Monday, November 12, 2007

Presentation Skills: Start With Something Interesting

Adapted from Wilder’s Presentations.

How do you begin your presentations? With your needs or the needs of your audience?

There is one guaranteed way to turn off an audience right from the start - by reading your agenda.

Here are five possible better ways to start:
  1. Discuss three benefits the audience will receive by listening to you. "When you leave today you will have three things. First, you will go from frustration to ease of use with this program. Second, you will go from spending hours attempting to set up a meeting to just minutes. Third, you'll have more time to do your real work."
  2. Start with the three key messages you want your audience to remember and tell others. "Many of you here are not convinced that preventive healthcare should be taken seriously. I'm here to tell you that preventive health saves lives, reduces cost of care, and most importantly, enables people to live healthier, happier, and more productive lives."
  3. Provide a high-level summary of your talk. "Today we are looking at Project Talk. Right now the beta test shows some bugs in the system, and our desired outcome is to start advertising in six months.

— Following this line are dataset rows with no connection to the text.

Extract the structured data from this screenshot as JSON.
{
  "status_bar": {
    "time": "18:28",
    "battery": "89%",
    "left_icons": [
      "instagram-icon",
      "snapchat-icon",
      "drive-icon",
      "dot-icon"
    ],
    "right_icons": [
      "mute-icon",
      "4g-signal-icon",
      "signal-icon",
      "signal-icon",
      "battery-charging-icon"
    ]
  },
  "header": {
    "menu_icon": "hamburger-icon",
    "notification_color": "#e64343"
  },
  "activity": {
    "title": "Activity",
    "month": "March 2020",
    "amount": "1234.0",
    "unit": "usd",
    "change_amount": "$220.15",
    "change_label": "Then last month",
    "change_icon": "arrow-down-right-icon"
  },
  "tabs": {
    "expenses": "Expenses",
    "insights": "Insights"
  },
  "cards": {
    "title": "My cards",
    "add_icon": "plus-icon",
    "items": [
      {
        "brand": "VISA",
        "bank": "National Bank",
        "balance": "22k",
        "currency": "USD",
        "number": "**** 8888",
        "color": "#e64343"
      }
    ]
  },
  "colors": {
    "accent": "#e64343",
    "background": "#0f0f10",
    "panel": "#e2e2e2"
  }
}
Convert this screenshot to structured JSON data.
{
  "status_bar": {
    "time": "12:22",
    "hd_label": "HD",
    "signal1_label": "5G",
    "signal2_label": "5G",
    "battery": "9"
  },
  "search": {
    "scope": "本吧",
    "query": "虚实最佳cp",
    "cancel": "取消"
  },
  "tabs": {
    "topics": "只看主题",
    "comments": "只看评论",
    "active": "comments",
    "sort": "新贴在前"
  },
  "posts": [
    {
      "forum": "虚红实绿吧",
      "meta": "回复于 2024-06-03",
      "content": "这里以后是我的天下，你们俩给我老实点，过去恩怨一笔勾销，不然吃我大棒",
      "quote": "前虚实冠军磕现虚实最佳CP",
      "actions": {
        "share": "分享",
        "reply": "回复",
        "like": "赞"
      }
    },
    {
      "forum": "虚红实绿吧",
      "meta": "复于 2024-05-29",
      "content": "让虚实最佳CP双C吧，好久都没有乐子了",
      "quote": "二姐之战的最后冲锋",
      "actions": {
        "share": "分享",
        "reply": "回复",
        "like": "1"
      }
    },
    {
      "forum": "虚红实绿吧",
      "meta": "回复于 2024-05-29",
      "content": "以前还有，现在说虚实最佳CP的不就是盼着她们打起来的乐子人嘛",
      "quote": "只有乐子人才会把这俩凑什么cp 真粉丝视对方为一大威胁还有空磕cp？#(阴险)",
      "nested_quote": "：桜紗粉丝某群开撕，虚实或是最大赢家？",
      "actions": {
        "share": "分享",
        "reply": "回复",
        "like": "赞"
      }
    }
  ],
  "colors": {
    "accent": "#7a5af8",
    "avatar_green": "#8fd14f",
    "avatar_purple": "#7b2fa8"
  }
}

We looked at several strategies to reach that outcome, and concluded that we have to put more resources into moving Project Talk forward faster. Let me show you the rationale for this decision."
  4. A startling quotation or statistic: "In the 30 minutes it will take me to deliver this presentation, six children will die from hunger.”
  5. A story that summarizes the main point of your talk. “Twenty years ago, my friend Bob was homeless. He ate out of dumpsters and was always on the lookout for things he could steal and pawn…”
Make the start interesting and you will have the audience's attention for at least the first few minutes. After that, it's up to you to keep it.